Halo war ein Novum. Daß er noch lebte, kam den anderen plötzlich seltsam vor. Halo selbst erreichte inzwischen die Götterblume, die in allen Farben des Regenbogens leuchtete und deren Blütenkelche groß genug war, einen Somerer in sich aufzunehmen.

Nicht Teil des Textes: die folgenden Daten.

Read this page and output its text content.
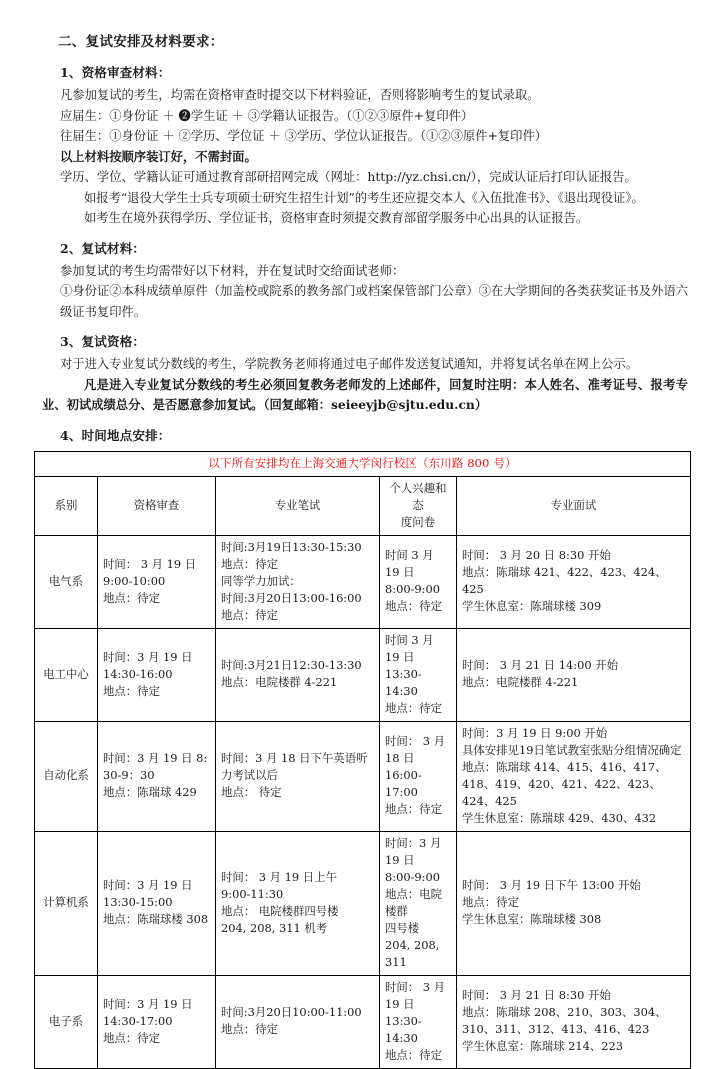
二、复试安排及材料要求：
1、资格审查材料：

凡参加复试的考生，均需在资格审查时提交以下材料验证，否则将影响考生的复试录取。

应届生：①身份证 ＋ ❷学生证 ＋ ③学籍认证报告。（①②③原件+复印件）

往届生：①身份证 ＋ ②学历、学位证 ＋ ③学历、学位认证报告。（①②③原件+复印件）

以上材料按顺序装订好，不需封面。

学历、学位、学籍认证可通过教育部研招网完成（网址：http://yz.chsi.cn/），完成认证后打印认证报告。

如报考“退役大学生士兵专项硕士研究生招生计划”的考生还应提交本人《入伍批准书》、《退出现役证》。

如考生在境外获得学历、学位证书，资格审查时须提交教育部留学服务中心出具的认证报告。

2、复试材料：

参加复试的考生均需带好以下材料，并在复试时交给面试老师：

①身份证②本科成绩单原件（加盖校或院系的教务部门或档案保管部门公章）③在大学期间的各类获奖证书及外语六级证书复印件。

3、复试资格：

对于进入专业复试分数线的考生，学院教务老师将通过电子邮件发送复试通知，并将复试名单在网上公示。

凡是进入专业复试分数线的考生必须回复教务老师发的上述邮件，回复时注明：本人姓名、准考证号、报考专业、初试成绩总分、是否愿意参加复试。（回复邮箱：seieeyjb@sjtu.edu.cn）

4、时间地点安排：
以下所有安排均在上海交通大学闵行校区（东川路 800 号）				
系别	资格审查	专业笔试	个人兴趣和态
度问卷	专业面试
电气系	时间： 3 月 19 日
9:00-10:00
地点：待定	时间:3月19日13:30-15:30
地点：待定
同等学力加试：
时间:3月20日13:00-16:00
地点：待定	时间 3 月 19 日
8:00-9:00
地点：待定	时间： 3 月 20 日 8:30 开始
地点：陈瑞球 421、422、423、424、425
学生休息室：陈瑞球楼 309

电工中心	时间：3 月 19 日
14:30-16:00
地点：待定	时间:3月21日12:30-13:30
地点：电院楼群 4-221	时间 3 月 19 日
13:30-14:30
地点：待定	时间： 3 月 21 日 14:00 开始
地点：电院楼群 4-221

自动化系	时间：3 月 19 日 8:
30-9：30
地点：陈瑞球 429	时间：3 月 18 日下午英语听
力考试以后
地点： 待定	时间： 3 月 18 日
16:00-17:00
地点：待定	时间：3 月 19 日 9:00 开始
具体安排见19日笔试教室张贴分组情况确定
地点：陈瑞球 414、415、416、417、418、419、420、421、422、423、424、425
学生休息室：陈瑞球 429、430、432

计算机系	时间：3 月 19 日
13:30-15:00
地点：陈瑞球楼 308	时间： 3 月 19 日上午
9:00-11:30
地点： 电院楼群四号楼
204, 208, 311 机考	时间：3 月 19 日
8:00-9:00
地点：电院楼群
四号楼
204, 208, 311	时间： 3 月 19 日下午 13:00 开始
地点：待定
学生休息室：陈瑞球楼 308

电子系	时间：3 月 19 日
14:30-17:00
地点：待定	时间:3月20日10:00-11:00
地点：待定	时间： 3 月 19 日
13:30-14:30
地点：待定	时间： 3 月 21 日 8:30 开始
地点：陈瑞球 208、210、303、304、310、311、312、413、416、423
学生休息室：陈瑞球 214、223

Nie hatte ein Somerer versucht, in Götterblumenkelche zu klettern, und Halo erschrak vor seinem Gedanken. Er wußte aber, daß manchmal Götter kamen und gingen. Woher sie kamen, wenn sie zwischen den Blüten der Götterblume auftauchten, und wohin sie gingen, wenn sie zwischen ihnen wieder verschwanden, das wußte niemand. Und wer hätte es jemals gewagt, Göttern nachzuspionieren?
Es hatte doch nie einen Somerer wie Halo gegeben!

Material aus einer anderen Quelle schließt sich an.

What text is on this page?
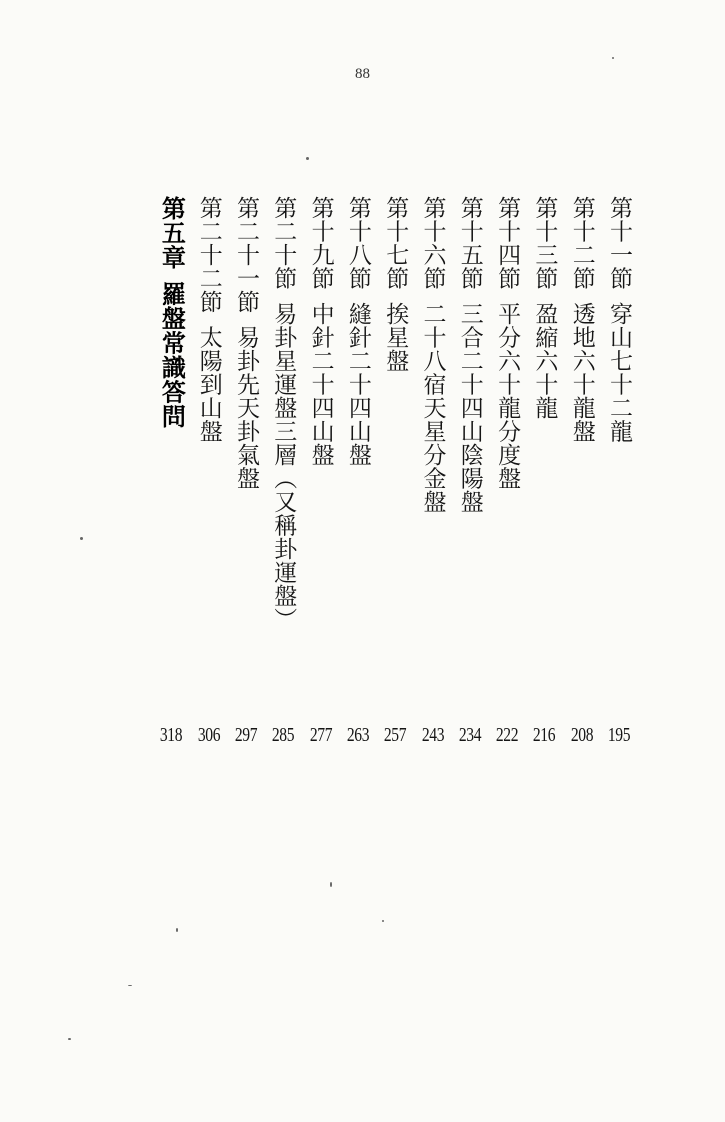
88
第十一節穿山七十二龍
195
第十二節透地六十龍盤
208
第十三節盈縮六十龍
216
第十四節平分六十龍分度盤
222
第十五節三合二十四山陰陽盤
234
第十六節二十八宿天星分金盤
243
第十七節挨星盤
257
第十八節縫針二十四山盤
263
第十九節中針二十四山盤
277
第二十節易卦星運盤三層（又稱卦運盤）
285
第二十一節易卦先天卦氣盤
297
第二十二節太陽到山盤
306
第五章羅盤常識答問
318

Er kniete jetzt vor der Blume mit ihren drei großen Blütenkelchen, die im Licht der Rotsonne so wunderschön leuchteten wie nie zuvor. Und Halo sprach sein Gebet, wie er es gelobt hatte, und bat die Götterblume um Rat und Hilfe.
***
Handelte es sich bei dem Raum um den ehemaligen Rittersaal von Spooky-Castle? Auf jeden Fall handelte es sich um eine ziemlich große Halle, und der Gnom hatte das Heizgerät, so gut wie alle Lampen und einen Teil des Mobiliars in diese Halle geschleppt. Daß durch die Größe des Raumes die Heizleistung des Gas-Aggregates nahezu wirkungslos verpuffte, schien keinen der beiden Zeitreisenden zu interessieren.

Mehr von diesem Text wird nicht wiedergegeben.